Marie Kondo has started a global tidying movement with her unique yet straightforward approach to organizing. While her methods are popular among people who want to rid themselves of excess material possessions, some aspects of the KonMari technique can also help you better manage your finances.
Here are some useful tips and interesting money insights from the queen of organizing herself.
Kondo Your Finances
Before going into the actual tidying process, Kondo advises that you imagine your ideal lifestyle first. Envision the kind of life you want to lead once you finish tidying up your finances.
Think about how you want to spend your money and write down the expenses your resources are going to now. Then, determine if your spending lines up with your vision.
The Japanese organizing consultant also suggests that organize your finances by category to give a more comprehensive view of your future goals and current financial situation. Doing this would help you make informed decisions about money and have a realistic understanding of your finances.
Habits to Discard
The KonMari method emphasizes only keeping the things that ‘spark joy’ in you and discarding the rest with gratitude. Being able to employ this technique on your material possessions would also give you the ability to apply the same mantra in other areas of your life.
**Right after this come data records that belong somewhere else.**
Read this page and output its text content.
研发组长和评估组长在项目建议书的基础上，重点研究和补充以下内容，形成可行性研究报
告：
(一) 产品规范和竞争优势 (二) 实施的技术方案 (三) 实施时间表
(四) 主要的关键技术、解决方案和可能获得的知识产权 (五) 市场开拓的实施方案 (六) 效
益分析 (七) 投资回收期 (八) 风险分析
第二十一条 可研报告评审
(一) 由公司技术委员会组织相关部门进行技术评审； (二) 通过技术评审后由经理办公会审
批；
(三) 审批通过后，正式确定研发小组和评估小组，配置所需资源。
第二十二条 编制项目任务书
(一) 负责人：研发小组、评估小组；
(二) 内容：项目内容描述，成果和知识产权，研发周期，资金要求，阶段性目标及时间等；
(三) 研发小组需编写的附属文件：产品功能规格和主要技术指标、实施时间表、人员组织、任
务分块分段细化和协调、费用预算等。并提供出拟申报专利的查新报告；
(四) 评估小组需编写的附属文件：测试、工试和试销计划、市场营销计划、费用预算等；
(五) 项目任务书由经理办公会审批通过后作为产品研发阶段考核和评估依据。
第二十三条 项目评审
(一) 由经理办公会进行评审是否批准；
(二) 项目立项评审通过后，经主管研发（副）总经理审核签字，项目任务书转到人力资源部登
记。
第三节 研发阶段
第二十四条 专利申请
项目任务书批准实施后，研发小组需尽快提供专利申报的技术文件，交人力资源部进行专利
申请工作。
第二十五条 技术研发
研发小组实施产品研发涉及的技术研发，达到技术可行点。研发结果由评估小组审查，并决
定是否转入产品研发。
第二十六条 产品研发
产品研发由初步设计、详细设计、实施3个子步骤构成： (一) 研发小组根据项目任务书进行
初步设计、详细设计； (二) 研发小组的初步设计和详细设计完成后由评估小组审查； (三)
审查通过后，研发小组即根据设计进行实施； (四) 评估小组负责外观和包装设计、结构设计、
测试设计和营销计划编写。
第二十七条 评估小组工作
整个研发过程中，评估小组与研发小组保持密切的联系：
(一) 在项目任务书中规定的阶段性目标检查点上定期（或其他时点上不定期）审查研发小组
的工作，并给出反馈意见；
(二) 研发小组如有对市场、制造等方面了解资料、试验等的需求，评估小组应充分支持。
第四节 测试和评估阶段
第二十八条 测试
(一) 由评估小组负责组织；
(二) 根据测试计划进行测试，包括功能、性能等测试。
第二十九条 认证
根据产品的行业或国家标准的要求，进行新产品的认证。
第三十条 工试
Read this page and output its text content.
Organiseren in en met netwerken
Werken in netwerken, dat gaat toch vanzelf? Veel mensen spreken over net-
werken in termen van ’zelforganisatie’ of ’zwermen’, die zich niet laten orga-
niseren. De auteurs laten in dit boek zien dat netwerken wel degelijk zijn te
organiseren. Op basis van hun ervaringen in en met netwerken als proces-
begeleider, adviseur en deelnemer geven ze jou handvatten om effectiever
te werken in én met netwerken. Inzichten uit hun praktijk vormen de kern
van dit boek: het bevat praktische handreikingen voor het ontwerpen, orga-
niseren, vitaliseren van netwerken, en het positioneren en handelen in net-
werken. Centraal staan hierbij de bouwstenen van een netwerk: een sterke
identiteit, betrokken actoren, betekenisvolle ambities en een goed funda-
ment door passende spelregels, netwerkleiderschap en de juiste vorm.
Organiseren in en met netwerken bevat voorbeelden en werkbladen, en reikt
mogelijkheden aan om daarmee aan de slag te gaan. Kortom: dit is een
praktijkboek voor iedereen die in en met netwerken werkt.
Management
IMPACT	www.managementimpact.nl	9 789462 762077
According to Kondo, she noticed how her clients also became more mindful of their own spending habits and stopped buying in excess after tidying up using her method. This eventually prevented them from sabotaging their financial goals as they make better use of their money.
Start small by doing away with unnecessary expenses, like eating out, that may not serve your financial goals in the long run.
Success and Money
Kondo also has an interesting view of money and success. For example, her definition of being financially successful is being able to live a joyful life whatever financial state a person may be in.
So, while she may be rich enough now to buy various luxuries in life, she still takes pleasure in buying small purchases like $50 garden secateurs as they bring joy into her life.
As for the worst money advice she ever got in her life, Kondo said that she was discouraged from buying real estate and investing when her book first became a bestseller. Now, she wishes that she looked into investing more proactively.
The 35-year-old tidying guru has since expanded her business from consulting and writing to producing a Netflix show and opening an online store that sells home organization products.